Wie wir zu unserem Grundstück kamen

Der Ruder-Club Tegel hat im Jahr 2008 sein bestehendes Bootshaus erweitert. Dass wir aber bauen konnten, verdanken wir aber dem glücklichen Umstand, dass der Grund und Boden, auf dem das Haus steht, dem Ruder-Club Tegel gehört. Zur Geschichte des Erwerbs des Grundstücks, dass weit und breit das einzige im Privatbesitz ist, haben sich in der Vergangenheit die unterschiedlichsten Geschichten gerankt. Hier nun die wahre Geschichte, die ich in alten Unterlagen gefunden habe. Sie wurde niedergeschrieben von einem unserer ehemaligen Vorsitzenden des Ruder-Club Nordstern (1926-27), Alfred Würzberg, der maßgeblich beteiligt war:

Man schrieb das Jahr 1909, als einige wenige tatkräftige und unternehmungslustige Männer den Entschluss fassten, einen Ruder-Club mit dem Namen „Nordstern“ an den Ufern des Tegeler Sees zu gründen. Sie pachteten vom Herrn des Schlossbezirks Tegel, Geheimrat von Heinz, ein 700 qm großes Grundstück in der Nähe der Sechserbrücke, bauten im Stil der Schweizerhäuser ein schmuckes Bootshaus und kauften die ersten Boote. Der jährliche Pachtzins betrug pro qm RM 1 (Reichsmark). Es waren also jährlich 700 RM aufzubringen in einer Zeit, als vor dem Borsigeingang an den Zahltagen Händler die weichen Herrensocken für 35 Pfennig (Pfg.) verkauften, wo die Portion Gänsebraten mit Rotkohl für 70 Pfg. zu haben war und in den Stehbierhallen 0,4 Ltr. Patzenhofer Kindl oder Bötzow Bier einen ganzen Groschen (10 Pfg.) kostete.

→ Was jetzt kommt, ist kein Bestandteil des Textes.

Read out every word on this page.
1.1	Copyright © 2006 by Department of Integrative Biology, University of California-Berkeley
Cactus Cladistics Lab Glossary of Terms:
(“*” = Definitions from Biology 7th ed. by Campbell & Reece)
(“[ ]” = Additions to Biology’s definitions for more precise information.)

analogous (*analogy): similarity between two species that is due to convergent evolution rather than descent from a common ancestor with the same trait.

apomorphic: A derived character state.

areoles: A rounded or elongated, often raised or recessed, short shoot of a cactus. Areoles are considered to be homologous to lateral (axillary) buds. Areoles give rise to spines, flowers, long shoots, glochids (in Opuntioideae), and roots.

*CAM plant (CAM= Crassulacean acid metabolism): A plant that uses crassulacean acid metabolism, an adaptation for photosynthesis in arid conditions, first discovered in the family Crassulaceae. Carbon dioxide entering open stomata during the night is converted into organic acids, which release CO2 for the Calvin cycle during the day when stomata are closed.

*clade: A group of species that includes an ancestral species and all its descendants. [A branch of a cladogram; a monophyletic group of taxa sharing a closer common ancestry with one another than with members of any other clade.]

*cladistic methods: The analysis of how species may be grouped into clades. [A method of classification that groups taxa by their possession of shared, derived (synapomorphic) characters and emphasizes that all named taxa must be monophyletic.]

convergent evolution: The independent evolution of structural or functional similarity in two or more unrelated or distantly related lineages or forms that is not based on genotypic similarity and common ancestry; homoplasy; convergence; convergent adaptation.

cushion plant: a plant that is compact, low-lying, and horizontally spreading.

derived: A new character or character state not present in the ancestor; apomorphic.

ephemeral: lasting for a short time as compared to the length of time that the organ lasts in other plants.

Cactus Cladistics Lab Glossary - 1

Fünf Jahre ging alles gut, doch dann begann der 1. Weltkrieg und viele Kameraden fielen auf den Schlachtfeldern. Nach dem Ende des Krieges im Jahre 1918 machte Herr von Heinz dem Vorstand des Clubs einen interessanten Vorschlag: Das Grundstück sollte auf 2.000 qm vergrößert werden, bei einem Pachtzins von 1 RM sollte es bleiben. Wenn der Club in der Lage sei, ihm ein Darlehen von 40.000 RM zu gewähren, dann sollte als Gegenleistung ein Erbpachtvertrag auf 66 Jahre geschlossen werden, wobei das Darlehen zu 5 % zu verzinsen war, so dass sich der Pachtzins und die Darlehenszinsen gegenseitig aufhoben. Unter den Mitgliedern wurde gesammelt, man brachte 30.000 RM zusammen, die dem Schlossherrn ausgehändigt wurden, und man sagte zu, die restlichen 10.000 RM so schnell wie möglich nachzuschicken. Der Erbpachtvertrag sollte nach Zahlung der Restsumme gefertigt werden. Es dauerte aber rund ein Jahr, bis die Summe zusammen war. Herr von Heinz hatte aber zwischenzeitlich seine Absichten geändert. Er gab die geliehene Summe zurück und der damalige Vorsitzende nahm den Betrag widerspruchslos an. Ein Fehler, den er später schwer bereute. Das Geld war also wieder da und hätte an die Anteilsgeber zurückgezahlt werden können. Anlässlich des Eisbeinessens im Jahre 1920 hielt der Vorsitzende August Wittler eine längere Rede, die damit endete, dass er seine 5.000 RM dem Club stiftete und die Kameraden Heinrich Wittler und Lembke dazu brachte, ebenfalls auf ihre gezeichneten Beträge zu verzichten. Andere schlossen sich an und so kamen an diesem Abend 25.000 RM zusammen, eine beachtliche Summe für diese Zeit.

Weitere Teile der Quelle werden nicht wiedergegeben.